CTX and Idiopathic Bilateral Cataracts in Pediatric Patients

CTX is typically a highly progressive disease, with case reports of symptoms that first appear at any time from birth through adulthood and then worsen over time. Because idiopathic bilateral cataracts occur at an early age in many children with CTX, biomarker testing of these children presents an opportunity for diagnosing children with CTX. Eligible participants will be asked to give a small blood sample and urine sample, and may have genetic testing done to see if they have the gene for CTX. This study will take place on 1 visit for approximately 30 minutes.

Optimizing vancomycin therapy in children

Vancomycin is a commonly administered antibiotic in critically ill children, but it can have unwanted side effects on the kidney (acute kidney injury). There are currently no effective methods to prevent development of acute kidney injury during vancomycin therapy.

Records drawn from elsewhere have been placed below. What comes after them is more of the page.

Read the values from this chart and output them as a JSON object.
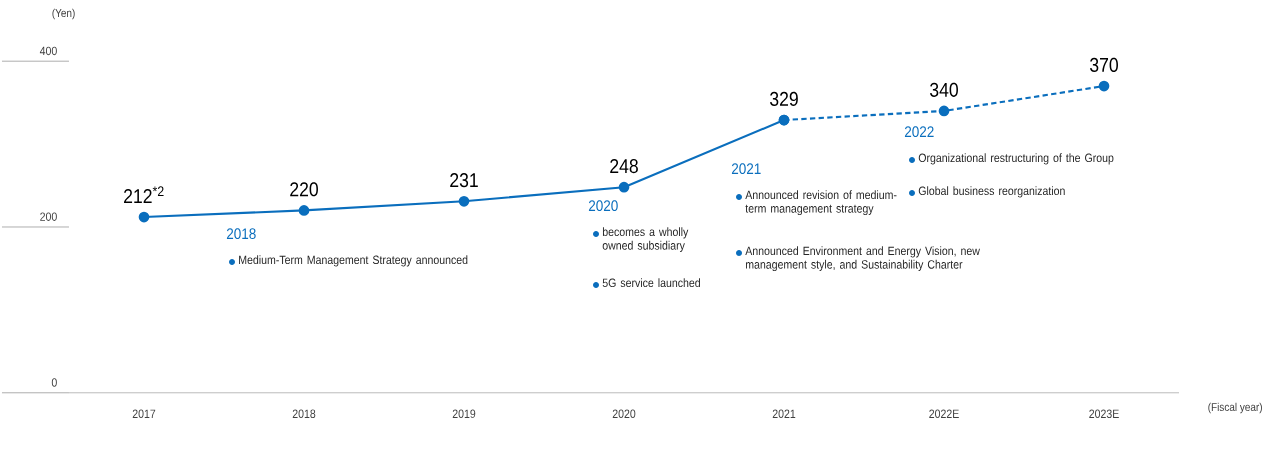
{
  "chart_data": {
    "type": "line",
    "ylabel": "(Yen)",
    "xlabel": "(Fiscal year)",
    "categories": [
      "2017",
      "2018",
      "2019",
      "2020",
      "2021",
      "2022E",
      "2023E"
    ],
    "series": [
      {
        "color": "#0a6ebd",
        "line_style": "solid",
        "values": [
          212,
          220,
          231,
          248,
          329,
          null,
          null
        ],
        "value_labels": [
          "212$^{*2}$",
          "220",
          "231",
          "248",
          "329",
          null,
          null
        ]
      },
      {
        "color": "#0a6ebd",
        "line_style": "dashed",
        "values": [
          null,
          null,
          null,
          null,
          329,
          340,
          370
        ],
        "value_labels": [
          null,
          null,
          null,
          null,
          null,
          "340",
          "370"
        ]
      }
    ],
    "marker": "circle",
    "ylim": [
      0,
      400
    ],
    "yticks": [
      0,
      200,
      400
    ],
    "annotations": [
      "2018",
      "Medium-Term Management Strategy announced",
      "2020",
      "becomes a wholly owned subsidiary",
      "5G service launched",
      "2021",
      "Announced revision of medium-term management strategy",
      "Announced Environment and Energy Vision, new management style, and Sustainability Charter",
      "2022",
      "Organizational restructuring of the Group",
      "Global business reorganization"
    ]
  }
}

This study will collect blood and urine samples from children in the CHOP pediatric intensive care unit being prescribed vancomycin in an effort to describe how vancomycin behaves in the blood of critically ill children and to understand the relationship between new tests of kidney injury and function, called biomarkers, and the amount of vancomycin in the body. We hope this study will ultimately help improve the safety and efficacy of intravenous vancomycin administration in children by allowing us to develop an approach to provide personalized vancomycin dosing in critically ill children.

Comorbidity of Autism and Epilepsy

Dr. William Gaetz. has partnered with pediatric neurologist, Dr. Eric Marsh and neuropsychologist, Dr. Lisa Blaskey to better understand Epilepsy in children who have an Autism Spectrum Disorder (ASD). This study will use a non-invasive brain scanning technology as well as cognitive testing results to understand brain differences in children with Autism and Epilepsy. We hope that the information we get from this study will help children in the future who have ASD. For this research to be successful we need to work with male children with a diagnosis of ASD or ASD and Epilepsy who are 8 to 17 years of age. Families will be reimbursed for their time and have an opportunity to discus their child's cognitive testing results with our neuropsychologist post testing. Please contact our study staff at MEGstudies@email.chop.edu for more information.

Study of Breathing During Sleep in Infants with Micrognathia and healthy infants

This study seeks to understand why some babies born with a small jaw (micrognathia) have sleep apnea and/or trouble growing and others do not. By enrolling healthy babies, we hope to get a better understanding of how infants breathe during sleep and grow over the first months of life. This observational study involves two study visits that each include an overnight sleep study and some other non-invasive tests.